Dass aus natürlicher Sicht die Folgen der Eruption vergleichsweise glimpflich aussehen, geht auf den Zeitpunkt des Ausbruchs zurück, erklären nun Virginia Dale vom Oak Ridge National Laboratory und ihre Kollegen: Denn die frühen Morgenstunden hatten nachtaktive Tiere geschützt, welche sich zur Zeit der Eruption gerade in ihre unterirdischen Schlupflöcher zurückgezogen hatten. Wegen der frühen Zeit im Jahr hatten etliche Pflanzen ihre Winterruhe noch nicht beendet und mit Hilfe ihrer unterirdischen Speicherorgane überlebt oder waren unter schützenden Schnee- und Eisdecken verborgen gewesen. Und die Wälder waren auf Grund kürzlicher forstwirtschaftlicher Maßnahmen noch in einem so jungen Stadium, dass mit dem Wind herantransportierte Samen eine gute Überlebenschance vorfanden.

Der Vulkan heute | Der Mount St.
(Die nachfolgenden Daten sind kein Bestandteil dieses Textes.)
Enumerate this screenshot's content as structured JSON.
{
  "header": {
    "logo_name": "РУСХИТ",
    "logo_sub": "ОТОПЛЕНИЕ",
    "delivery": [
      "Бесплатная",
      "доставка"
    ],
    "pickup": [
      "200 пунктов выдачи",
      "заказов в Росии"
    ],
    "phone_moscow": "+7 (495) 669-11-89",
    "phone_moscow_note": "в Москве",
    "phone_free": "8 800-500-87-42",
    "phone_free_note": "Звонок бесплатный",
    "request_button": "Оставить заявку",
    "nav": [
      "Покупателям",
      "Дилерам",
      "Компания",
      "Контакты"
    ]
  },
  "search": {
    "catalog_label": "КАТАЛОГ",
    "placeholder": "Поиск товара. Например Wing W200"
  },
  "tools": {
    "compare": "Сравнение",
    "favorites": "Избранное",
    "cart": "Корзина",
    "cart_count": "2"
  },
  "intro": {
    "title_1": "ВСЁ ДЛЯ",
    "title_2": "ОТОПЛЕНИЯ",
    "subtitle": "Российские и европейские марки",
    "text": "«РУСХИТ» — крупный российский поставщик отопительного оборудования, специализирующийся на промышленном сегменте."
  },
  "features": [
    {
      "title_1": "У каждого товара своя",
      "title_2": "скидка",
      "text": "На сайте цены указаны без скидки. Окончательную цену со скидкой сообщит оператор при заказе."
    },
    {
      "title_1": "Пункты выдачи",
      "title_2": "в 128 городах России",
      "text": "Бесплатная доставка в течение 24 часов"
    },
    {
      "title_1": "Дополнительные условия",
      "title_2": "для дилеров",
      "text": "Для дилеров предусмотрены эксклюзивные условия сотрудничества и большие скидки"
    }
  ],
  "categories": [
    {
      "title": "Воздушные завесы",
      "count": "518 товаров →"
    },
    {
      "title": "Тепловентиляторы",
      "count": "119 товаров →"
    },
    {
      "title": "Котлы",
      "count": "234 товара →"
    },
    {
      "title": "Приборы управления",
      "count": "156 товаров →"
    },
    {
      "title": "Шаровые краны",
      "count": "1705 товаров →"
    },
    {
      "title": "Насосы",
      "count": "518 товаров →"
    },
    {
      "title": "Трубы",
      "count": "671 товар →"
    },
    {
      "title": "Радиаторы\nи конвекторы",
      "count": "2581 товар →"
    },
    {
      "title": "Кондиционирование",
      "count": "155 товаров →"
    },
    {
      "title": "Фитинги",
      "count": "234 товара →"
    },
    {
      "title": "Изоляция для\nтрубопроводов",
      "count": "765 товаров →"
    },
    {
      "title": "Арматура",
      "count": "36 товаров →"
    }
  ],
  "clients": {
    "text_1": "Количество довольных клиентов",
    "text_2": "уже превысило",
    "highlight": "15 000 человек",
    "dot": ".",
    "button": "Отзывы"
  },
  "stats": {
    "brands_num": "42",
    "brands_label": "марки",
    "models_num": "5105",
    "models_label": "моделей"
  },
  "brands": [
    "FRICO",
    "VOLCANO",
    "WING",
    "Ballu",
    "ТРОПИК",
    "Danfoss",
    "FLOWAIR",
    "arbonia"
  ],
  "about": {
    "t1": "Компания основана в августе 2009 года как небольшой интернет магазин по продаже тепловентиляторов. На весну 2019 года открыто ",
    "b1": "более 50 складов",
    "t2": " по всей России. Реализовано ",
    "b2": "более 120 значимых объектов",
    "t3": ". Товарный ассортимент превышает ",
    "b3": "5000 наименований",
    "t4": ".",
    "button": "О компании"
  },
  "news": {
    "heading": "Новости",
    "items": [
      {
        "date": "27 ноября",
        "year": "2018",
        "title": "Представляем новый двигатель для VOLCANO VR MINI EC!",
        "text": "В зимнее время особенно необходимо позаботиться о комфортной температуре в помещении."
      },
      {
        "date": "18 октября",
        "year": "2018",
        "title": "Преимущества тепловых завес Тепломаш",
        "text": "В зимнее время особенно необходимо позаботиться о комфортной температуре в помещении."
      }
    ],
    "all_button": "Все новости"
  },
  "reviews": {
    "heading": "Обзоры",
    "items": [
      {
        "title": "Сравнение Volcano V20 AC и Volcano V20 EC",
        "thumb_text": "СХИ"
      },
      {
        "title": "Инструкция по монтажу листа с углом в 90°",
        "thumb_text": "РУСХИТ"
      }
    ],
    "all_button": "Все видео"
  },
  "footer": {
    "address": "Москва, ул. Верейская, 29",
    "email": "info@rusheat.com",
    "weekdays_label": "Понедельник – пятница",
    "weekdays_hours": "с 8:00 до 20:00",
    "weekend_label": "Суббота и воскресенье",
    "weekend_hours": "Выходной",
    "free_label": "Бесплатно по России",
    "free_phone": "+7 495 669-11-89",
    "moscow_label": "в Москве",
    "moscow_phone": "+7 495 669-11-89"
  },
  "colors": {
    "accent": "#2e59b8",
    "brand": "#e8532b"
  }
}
Helens im April 2005: Nachdem er in den 1980er Jahren bereits einen neuen Lavadom errichtet hatte, baut er nun an einem weiteren, der vielleicht einst die Lücke in der Spitze wieder schließen könnte. Dann hätte der Vulkan wieder das symmetrische, an den Fujiyama erinnernde Aussehen von vor 1980.
Und wie geht es weiter? Das Gebiet rund um den Mount St. Helen wird sich immer mehr wieder an das ursprüngliche Bild eines steilen, von Wäldern eingerahmten und Schnee gekrönten Vulkans annähern: In 200 Jahren, so schätzen Wissenschaftler, wird die Vegetation den ehrwürdigen Stand von damals erreicht haben. Selbst die Hoffnung auf Ersatz für den ehemals regelmäßigen Fujiyama-Gipfel scheint berechtigt, türmt der Vulkan doch seit wenigen Monaten einen neuen Lavadom auf, der die weggesprengte Spitze von einst ersetzen könnte. So sie nicht eine weitere Eruption dahinrafft – angesichts der neuerlichen Aktivitätszeichen kein abwegiger Gedanke.